Friday, January 22, 2010

Hyperbole, damned hyperbole and statistics

Apparently, according to Sunny Hundal - he of Liberal Conspiracy that so hates dodgy hyperbolic reporting in the media,
The website publishing spoofing the airbrushed posters of David Cameron – MyDavidCameron.com – has become the most popular politics site in the UK.....

Launched only two weeks ago, ‘Airbrushed For Change’ had received 105,928 visits, of which 89,827 were absolute unique visitors..... [the] busiest day to date was Friday 15 Jan, when [it] received 20,343 visits.
Oh dear *facepalm* that's one epic fail on your own standards sunny boy.

Let me start out by saying, fair play to Clifford Singer who set up mydavidcameron.com allowing lots of people to duly take the piss out of a leading politician with much pant wetting and ejaculatory splurging some of which has produced funny jokes and others which have had low sperm counts.

However, lets be serious with Sunny's fantastical hyperbole and, dare I say, fantacising about such things as "most popular". What we have here is not mydavidcameron.com being "the most popular politics site in the UK" but rather mydavidcameron.com having a great big traffic spike causing a lot of visitors over a very short time period.

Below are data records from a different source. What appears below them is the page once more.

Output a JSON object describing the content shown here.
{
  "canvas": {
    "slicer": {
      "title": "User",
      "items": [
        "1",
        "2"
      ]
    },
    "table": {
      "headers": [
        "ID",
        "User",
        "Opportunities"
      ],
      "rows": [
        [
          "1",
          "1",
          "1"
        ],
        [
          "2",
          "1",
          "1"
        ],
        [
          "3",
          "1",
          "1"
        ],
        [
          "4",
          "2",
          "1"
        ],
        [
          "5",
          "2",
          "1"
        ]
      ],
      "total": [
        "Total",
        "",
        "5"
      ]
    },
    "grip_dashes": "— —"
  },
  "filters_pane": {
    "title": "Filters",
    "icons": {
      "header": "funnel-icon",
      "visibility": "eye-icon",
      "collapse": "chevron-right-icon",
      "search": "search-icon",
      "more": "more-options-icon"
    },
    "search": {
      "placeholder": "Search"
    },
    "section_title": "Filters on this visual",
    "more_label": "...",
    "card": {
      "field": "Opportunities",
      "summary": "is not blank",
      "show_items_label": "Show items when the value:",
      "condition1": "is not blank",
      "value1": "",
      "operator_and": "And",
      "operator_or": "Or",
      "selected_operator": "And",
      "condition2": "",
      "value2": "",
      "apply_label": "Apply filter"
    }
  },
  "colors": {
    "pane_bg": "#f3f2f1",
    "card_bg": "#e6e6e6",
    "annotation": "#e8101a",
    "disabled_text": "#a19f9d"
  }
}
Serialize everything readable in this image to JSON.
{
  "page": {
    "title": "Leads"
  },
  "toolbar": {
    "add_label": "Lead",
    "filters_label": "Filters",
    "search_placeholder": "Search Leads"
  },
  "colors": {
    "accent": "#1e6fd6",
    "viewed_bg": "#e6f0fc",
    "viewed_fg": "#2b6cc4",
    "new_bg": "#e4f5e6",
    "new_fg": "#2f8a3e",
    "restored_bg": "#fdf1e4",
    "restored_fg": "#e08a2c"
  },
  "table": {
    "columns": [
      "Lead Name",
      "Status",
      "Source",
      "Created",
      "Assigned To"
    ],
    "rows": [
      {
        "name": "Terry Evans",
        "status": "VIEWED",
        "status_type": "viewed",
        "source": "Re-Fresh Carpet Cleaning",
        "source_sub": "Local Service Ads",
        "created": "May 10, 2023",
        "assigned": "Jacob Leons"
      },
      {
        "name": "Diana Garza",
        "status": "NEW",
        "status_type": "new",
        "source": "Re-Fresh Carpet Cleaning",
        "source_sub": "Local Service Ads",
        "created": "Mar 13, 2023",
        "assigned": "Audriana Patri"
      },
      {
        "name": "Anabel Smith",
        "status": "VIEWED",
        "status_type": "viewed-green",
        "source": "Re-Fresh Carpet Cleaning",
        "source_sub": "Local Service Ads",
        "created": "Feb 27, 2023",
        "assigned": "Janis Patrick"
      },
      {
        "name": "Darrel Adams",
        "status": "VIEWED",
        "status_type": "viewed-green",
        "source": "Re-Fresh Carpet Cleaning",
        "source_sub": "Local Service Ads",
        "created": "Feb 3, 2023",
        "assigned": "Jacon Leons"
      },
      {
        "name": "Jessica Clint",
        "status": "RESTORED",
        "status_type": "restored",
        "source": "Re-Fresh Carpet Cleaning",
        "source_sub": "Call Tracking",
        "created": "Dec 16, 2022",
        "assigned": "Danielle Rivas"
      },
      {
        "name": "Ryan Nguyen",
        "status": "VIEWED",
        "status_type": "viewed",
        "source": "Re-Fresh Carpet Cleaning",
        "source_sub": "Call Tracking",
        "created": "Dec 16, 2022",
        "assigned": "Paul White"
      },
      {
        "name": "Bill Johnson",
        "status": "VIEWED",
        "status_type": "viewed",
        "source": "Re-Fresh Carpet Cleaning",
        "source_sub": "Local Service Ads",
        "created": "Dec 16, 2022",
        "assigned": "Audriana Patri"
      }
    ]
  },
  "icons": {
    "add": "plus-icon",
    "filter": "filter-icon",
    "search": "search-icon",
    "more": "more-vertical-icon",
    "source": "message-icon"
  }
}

This blog has had traffic spikes too, for example this generated in a single day over 60,000 page impressions with over 25,000 absolute unique visitors by the time the day ended, didn't make me the most popular technology blog in the UK though and if I'd said so it would've been idiotic.

Statporn is lovely, but a sites popularity can not be garnered by taking a two week snapshot in the middle of a spike's downturn. Sunny's comment is the sort of nonsense that if a right wing blogger were to post it, it would results in someone like Tim (I'm not Mental!) Ireland or Unity writing a lengthy essay about what complete dicks we were (don't expect one form them though).

If you want to know what the most popular websites in a particular genre are you're going to have to take a much a longer view with your time-frame and look for consistency of traffic, you know..... find a trend? It's bit like the difference between weather and climate, something that Sunny and friends constantly remind the evil climate change deniers about.

Has mydavidcameron.com been successful in terms of generating traffic? Hell yeah, Clifford has produced a nifty toy for people to play with. Does mydavidcameron.com represent the hyperbole of Sunny "I only like serious journalism me!" Hundal's post? Err no it doesn't. It's about as accurate a statement as saying the most popular food in the UK is whatever food product sold the most in two weeks.

Footnote: Cue responses about how this post is all about jealously defending the beloved Church of Cameron, that "they don't like it up'em" and other such things.